Midnight found Wesley staring at his bedroom ceiling, momentarily lost in the foreign sensation of painlessness. He blinked at the clock—nearly ten hours of uninterrupted sleep. The concept seemed impossible, like something from another lifetime.
His body felt oddly quiet, the constant wildfire that had been consuming him from the inside now reduced to barely glowing embers. His thoughts flowed clear and steady, no longer sliced by jagged edges of pain.
Thirst drove him downstairs. As he set his empty water glass on the counter, a soft glow caught his attention from around the corner. Following it, he found Irene in worn pajamas, stifling a yawn while adjusting dials on some complex medical device.
"You're awake," she said without turning, somehow sensing his presence.
"Yeah." The word came out rusty, unpracticed.
He slid onto a stool at the counter. "Why are you still up?"
"Had a feeling you'd surface around now." She placed a glass of pale blue liquid in front of him. "This is made just for you—helps rebuild what's been damaged."
She'd expected resistance. Instead, Wesley lifted the glass and drank, his hollow eyes never leaving her face.
Irene rubbed her eyes, failing to suppress another yawn. "Just leave the glass wherever. James will deal with it in the morning. I'm crashing."
She shuffled toward the stairs, exhaustion weighing down each step. Wesley watched her disappear around the corner, something flickering behind his vacant stare—a spark where there had been only emptiness for years.
For the first time since he could remember, the smothering fog of pain that had consumed his existence began to lift. In its place grew something foreign yet familiar—the simple, primal desire to live, stronger than it had been in a very long time.

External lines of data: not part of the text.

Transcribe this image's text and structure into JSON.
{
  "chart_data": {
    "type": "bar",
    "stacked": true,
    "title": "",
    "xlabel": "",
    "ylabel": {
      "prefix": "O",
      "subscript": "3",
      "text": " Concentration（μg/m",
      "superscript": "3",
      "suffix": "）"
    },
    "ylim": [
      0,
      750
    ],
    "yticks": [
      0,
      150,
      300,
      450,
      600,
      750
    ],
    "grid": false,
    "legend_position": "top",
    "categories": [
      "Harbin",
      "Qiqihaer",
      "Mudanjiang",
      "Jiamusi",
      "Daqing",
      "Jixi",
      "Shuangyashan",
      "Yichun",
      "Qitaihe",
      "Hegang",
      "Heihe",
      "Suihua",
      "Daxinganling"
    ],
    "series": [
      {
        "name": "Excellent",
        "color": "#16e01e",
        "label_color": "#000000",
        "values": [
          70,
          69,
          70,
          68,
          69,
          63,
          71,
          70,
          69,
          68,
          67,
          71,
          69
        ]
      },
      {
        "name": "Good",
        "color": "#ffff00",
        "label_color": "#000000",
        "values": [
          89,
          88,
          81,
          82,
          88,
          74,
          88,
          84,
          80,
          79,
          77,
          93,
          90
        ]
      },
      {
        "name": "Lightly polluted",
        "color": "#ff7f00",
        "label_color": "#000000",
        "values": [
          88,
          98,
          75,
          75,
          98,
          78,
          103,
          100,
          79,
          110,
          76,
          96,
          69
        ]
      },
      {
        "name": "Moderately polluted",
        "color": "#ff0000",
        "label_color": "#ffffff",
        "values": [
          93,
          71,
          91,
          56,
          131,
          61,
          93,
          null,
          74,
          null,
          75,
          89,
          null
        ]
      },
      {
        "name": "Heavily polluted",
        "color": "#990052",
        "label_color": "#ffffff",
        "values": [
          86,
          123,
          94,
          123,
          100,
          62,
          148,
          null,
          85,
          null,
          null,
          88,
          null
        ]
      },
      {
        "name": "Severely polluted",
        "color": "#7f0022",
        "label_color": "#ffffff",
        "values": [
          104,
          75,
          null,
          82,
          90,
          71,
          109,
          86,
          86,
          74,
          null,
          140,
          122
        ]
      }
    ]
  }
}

He drained the last drop of the solution, rinsed the glass carefully, and returned to his room for another round of actual, restful sleep.
Irene collapsed onto her bed, her body screaming for rest. As she burrowed under the covers, her phone lit up with a message.
Adam: *Get some sleep. You're no good to anyone if you run yourself into the ground, doctor.*
A small smile tugged at her lips as she remembered his intense concentration during their chess games. Why would a man who bulldozed business competitors deliberately lose three times in a row? Even with her decent chess skills, she shouldn't have swept him so completely.
*Did he really think I wouldn't notice? The same guy who eats corporate rivals for breakfast suddenly can't beat me at chess?*
Something unfamiliar fluttered in her chest as she typed a simple reply: *You too.*
She gazed out the window one last time at the light still burning in his study before switching off her lamp. As her eyes closed, it wasn't her patients' problems that followed her into sleep, but the memory of Adam's careful attention during their chess game—and the way his eyes never left her face when he thought she wasn't looking.